One of the half-dozen options on the table for breaking the logjam, says Dr. Wachter, is McCain’s offer to buy mortgages at their full price. That would presumably please most investors and embolden servicers to sell.

McCain’s campaign puts the cost at $300 billion, some of which would come from the Wall Street bailout and Hope for Homeowners funds.

“Is it expensive? Yes,” McCain said during the final presidential debate Oct. 15. “But we all know, my friends, until we stabilize home values in America, we’re never going to start turning around and creating jobs and fixing our economy.”

Housing experts condemn paying full price, for reasons pointed out by Obama’s top economic adviser.
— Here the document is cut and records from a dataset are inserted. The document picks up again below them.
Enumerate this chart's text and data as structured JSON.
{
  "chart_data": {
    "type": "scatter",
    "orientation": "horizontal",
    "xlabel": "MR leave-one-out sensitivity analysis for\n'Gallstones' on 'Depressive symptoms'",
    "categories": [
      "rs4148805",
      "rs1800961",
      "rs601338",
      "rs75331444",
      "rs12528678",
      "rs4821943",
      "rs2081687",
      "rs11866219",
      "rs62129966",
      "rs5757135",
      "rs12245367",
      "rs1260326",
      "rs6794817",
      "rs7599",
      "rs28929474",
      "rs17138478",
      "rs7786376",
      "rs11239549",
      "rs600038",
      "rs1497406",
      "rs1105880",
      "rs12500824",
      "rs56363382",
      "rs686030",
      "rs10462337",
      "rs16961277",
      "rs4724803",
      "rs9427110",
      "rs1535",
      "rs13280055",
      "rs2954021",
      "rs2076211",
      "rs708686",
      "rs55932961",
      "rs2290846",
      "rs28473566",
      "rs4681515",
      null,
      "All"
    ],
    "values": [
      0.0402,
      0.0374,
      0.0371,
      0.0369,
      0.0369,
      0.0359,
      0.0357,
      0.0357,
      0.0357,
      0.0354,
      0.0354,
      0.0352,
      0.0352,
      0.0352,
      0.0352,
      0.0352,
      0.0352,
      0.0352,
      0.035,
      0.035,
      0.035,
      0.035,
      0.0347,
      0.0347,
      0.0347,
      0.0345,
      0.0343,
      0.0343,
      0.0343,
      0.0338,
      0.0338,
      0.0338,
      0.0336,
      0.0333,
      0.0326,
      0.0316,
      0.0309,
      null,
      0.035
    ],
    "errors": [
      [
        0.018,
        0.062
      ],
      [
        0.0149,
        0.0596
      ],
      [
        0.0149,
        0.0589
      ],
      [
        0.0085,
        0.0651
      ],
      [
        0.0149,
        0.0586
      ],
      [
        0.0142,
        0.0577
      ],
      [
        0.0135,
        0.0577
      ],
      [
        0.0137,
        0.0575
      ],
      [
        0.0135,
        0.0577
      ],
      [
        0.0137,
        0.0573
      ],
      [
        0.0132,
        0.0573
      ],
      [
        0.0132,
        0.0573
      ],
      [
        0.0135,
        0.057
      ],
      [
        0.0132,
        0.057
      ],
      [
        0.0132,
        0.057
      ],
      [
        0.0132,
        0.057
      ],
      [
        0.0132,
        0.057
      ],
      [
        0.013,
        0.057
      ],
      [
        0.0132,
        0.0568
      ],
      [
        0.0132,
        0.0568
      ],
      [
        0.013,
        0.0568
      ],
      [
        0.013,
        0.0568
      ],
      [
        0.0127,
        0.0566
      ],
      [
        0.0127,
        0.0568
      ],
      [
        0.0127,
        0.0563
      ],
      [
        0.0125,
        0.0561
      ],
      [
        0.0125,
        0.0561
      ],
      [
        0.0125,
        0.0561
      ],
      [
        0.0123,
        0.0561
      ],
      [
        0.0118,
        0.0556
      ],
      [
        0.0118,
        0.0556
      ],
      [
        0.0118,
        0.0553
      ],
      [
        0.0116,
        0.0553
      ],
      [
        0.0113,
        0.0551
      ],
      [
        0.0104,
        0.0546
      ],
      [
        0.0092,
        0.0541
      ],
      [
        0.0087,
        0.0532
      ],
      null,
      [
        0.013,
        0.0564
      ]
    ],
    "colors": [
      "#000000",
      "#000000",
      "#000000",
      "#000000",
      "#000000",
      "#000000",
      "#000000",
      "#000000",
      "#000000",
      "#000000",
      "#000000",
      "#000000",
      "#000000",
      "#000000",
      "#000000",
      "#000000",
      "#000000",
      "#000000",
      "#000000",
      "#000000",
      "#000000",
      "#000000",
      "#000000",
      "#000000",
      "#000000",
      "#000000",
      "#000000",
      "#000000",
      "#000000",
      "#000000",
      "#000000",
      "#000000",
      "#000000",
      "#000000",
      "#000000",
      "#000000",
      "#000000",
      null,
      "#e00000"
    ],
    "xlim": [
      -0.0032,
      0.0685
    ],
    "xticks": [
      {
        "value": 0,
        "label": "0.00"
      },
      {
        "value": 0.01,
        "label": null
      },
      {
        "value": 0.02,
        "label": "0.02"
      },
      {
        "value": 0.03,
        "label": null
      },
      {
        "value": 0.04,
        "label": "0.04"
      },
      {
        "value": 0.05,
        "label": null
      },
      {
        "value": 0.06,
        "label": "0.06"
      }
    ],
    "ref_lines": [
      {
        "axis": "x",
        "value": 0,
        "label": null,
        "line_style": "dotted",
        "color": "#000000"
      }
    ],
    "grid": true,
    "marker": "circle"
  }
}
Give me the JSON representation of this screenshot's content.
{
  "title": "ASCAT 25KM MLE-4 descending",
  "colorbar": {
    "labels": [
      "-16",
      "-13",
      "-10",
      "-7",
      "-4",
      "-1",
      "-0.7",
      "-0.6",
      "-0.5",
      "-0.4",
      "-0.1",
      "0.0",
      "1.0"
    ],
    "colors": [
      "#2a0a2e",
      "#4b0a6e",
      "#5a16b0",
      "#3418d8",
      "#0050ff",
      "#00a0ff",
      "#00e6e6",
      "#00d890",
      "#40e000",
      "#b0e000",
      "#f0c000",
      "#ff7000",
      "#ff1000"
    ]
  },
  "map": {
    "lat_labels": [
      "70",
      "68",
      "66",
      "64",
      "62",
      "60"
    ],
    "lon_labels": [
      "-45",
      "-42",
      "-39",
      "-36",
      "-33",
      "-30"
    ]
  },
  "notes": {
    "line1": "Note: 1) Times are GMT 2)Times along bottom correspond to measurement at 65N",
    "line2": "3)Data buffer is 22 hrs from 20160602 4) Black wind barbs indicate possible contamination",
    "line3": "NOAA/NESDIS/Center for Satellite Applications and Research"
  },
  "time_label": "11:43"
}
“John McCain wants to spend a big chunk of the rescue money, that ought to [go] to homeowners, paying off the most irresponsible lenders,” says Austan Goolsbee, a University of Chicago economist advising Obama. “That guarantees a loss to the US taxpayer.”

But how else to get servicers to agree to losses? Obama has embraced two alternatives: Show them the carrot of a “safe harbor” from investor lawsuits and the stick of bankruptcy judges who can write down loans.

Other ideas from experts (not the candidates) include using eminent domain to buy mortgages at a discount and removing tax preferences for mortgage trusts. On Friday, the director of the Federal Deposit Insurance Corp. suggested another option: a partial federal guarantee in case homeowners default again on a loan workout.

“No one of these [ideas] is getting traction, and we need traction soon,” says Wachter. “There are lawsuits going on, and [there is] a lack of understanding that if we don’t address this problem quickly, it will worsen by several degrees of magnitude.”

Not everyone agrees that more aggressive tactics are necessary.

“Every lender out there is already financially motivated to undertake such modification,” says Mr. Gabriel at UCLA. “My sense is the private sector is going to get better and better at this over the course of the next six months.”

During this learning curve, he says, a foreclosure moratorium might be sensible.